A peine entré dans l’auberge, il réserva une chambre bien chauffée pour la nuit et commanda un copieux repas en demandant d’en apporter une portion au mendiant qui passait la nuit dehors.
Ainsi apprit-il le partage .

Le lendemain et c’était bien déjà la quatrième journée si nous tenons correctement notre compte, un large fleuve lui barra la route peu avant midi. Nulle passerelle, ni le moindre pont en vue. Comme il n’était pas un champion olympique de natation, il se résolu à construire une barque pour traverser les flots impétueux et le courant puissant. Au bout d’une journée, il avait bâti un radeau assemblé de rondins et en guise de rames, il avait noué ensemble quelques larges feuilles de palmiers. Mais à peine eut-il atteint le quart du fleuve que l’embarcation se disloqua. Il rejoint la rive, haletant et frissonnant,  en voyant les rondins éparpillés, entraînés par le courant.
Le lendemain, il construit une barque plus solide en prenant soin de clouer les planches entre elles. Malheureusement, arrivé à la moitié des flots, il remarqua que le bateau prenait l’eau, il eut juste le temps de faire demi tour avant que la barque fut remplie d’eau.
Le troisième jour, il élabora une embarcation solide et badigeonna la coque avec du goudron. Il atteint l’autre rive alors que la nuit tombait.
Ainsi il apprit à se servir de ses dix doigts.

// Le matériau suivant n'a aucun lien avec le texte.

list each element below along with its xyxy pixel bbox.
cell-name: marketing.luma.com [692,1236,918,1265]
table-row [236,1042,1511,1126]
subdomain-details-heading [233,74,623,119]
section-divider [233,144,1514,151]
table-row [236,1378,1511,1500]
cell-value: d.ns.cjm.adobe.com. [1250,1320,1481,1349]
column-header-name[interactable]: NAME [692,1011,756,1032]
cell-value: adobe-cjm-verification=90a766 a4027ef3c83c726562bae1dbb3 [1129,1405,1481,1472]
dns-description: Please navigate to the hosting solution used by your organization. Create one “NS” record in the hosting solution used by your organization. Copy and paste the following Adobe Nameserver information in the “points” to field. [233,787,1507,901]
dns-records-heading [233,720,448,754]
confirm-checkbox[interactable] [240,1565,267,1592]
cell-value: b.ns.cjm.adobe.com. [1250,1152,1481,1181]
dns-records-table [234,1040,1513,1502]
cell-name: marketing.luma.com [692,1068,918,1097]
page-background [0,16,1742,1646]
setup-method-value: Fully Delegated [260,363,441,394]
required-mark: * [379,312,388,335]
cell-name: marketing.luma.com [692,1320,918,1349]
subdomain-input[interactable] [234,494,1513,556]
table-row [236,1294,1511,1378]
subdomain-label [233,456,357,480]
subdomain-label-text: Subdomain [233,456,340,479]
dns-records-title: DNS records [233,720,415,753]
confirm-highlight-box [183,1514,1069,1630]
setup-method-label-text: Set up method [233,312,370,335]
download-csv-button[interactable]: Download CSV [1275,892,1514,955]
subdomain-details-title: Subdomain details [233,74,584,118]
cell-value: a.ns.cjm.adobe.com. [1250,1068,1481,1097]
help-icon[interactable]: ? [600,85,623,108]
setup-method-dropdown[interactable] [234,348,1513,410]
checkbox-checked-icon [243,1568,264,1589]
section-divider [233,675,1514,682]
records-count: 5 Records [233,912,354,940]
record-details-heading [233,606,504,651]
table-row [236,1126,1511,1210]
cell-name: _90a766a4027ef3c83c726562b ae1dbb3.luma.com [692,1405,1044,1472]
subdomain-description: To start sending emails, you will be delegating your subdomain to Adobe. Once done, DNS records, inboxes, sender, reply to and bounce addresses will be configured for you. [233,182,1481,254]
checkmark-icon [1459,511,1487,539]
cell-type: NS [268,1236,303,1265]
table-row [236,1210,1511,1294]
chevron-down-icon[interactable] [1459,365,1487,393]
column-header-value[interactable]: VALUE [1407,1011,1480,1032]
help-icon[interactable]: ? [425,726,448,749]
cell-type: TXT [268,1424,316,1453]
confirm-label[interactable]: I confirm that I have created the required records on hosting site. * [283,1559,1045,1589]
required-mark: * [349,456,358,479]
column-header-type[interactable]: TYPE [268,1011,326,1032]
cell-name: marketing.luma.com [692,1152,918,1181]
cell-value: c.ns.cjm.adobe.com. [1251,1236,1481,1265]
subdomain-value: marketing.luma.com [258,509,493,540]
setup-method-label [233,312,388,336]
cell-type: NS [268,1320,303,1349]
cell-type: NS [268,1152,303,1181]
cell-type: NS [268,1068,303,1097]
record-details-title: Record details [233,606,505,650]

Mais sur l’autre rive habitait de redoutables félins aux griffes acérées et à l’appétit féroce. Ils bondirent sur lui dès qu’il mit pied à terre. Sachant son heure venue, pétrifié de peur, il resta debout, ne cherchant pas à fuir. Les monstres assoiffés de sang en firent le tour, étonnés que cette proie ne s’enfuie pas comme toutes les autres. Si elle ne détalait pas, ce n’était donc pas une proie et ils s’allongèrent à ses pieds après l’avoir longuement reniflé.
Ainsi apprit-il le courage.

Escorté des deux félins, il traversa la grande forêt et voulu se nourrir du délicieux miel trouvé dans un tronc de hêtre. Aussitôt, un essaim d’abeilles fut sur lui, piquant sa peau tandis qu’un colonie de fourmis s’attaquait à ses pieds. Instinctivement, il se détourna, recula et abandonna le miel, mais quelques dards restaient plantés sur ses bras et le venin des fourmis lui picotait les jambes. Par vengeance, il voulu écraser les faibles insectes rampants, décimer la horde d’insectes volants, puis il pensa aux fauves qui l’avaient épargné et continua son chemin, graciant les impétueux insectes.
Ainsi apprit-il le pardon.

A l’aube du neuvième jour, il commença à gravir la montagne. La pente devint alors si raide qu’il ne pouvait s’arrêter de grimper. La moindre pause l’aurait déséquilibré et il aurait roulé au bas de la montagne, se brisant les os et le reste. Il escalada la montagne lentement mais sans jamais s’arrêter. Il trouva le bon souffle et lorsque la nuit tomba, il avait atteint le sommet.
Ainsi apprit-il la puissance de la volonté.

La crête était si fine qu’à chaque pas, il manquait de chuter dans l’un des deux précipices, un abîme à sa droite, un gouffre à sa gauche. Il se concentra et travailla son équilibre, assurant chaque pas et utilisant ses bras pour se stabiliser.
Ainsi apprit-il l’équilibre et la précision.

Alors, il arriva au sommet de la montagne, dans le Haut Pays où résidait le grand sage des sages, celui qui avait toutes les connaissances dans ses mains. Il vit un petit lac au milieu, car la montagne était un ancien volcan dont le cratère était recouvert d’une eau limpide. Il descendit sur la rive. L’eau était si claire, si transparente que le paysage s’y reflétait comme dans un miroir, les eaux restituaient l’image mieux que la photographie la plus nette. Il se pencha sur le miroir hydraulique et il le vit. Le sage des sages, le grand lama était là devant ses yeux et il lui apprit toute la connaissance du monde. Et il comprit que le grand sage n’était autre que lui-même. Et il comprit que toute la sagesse, les connaissances sans limite, il les avait obtenues en parcourant le long chemin qui le menèrent jusqu’à lui-même.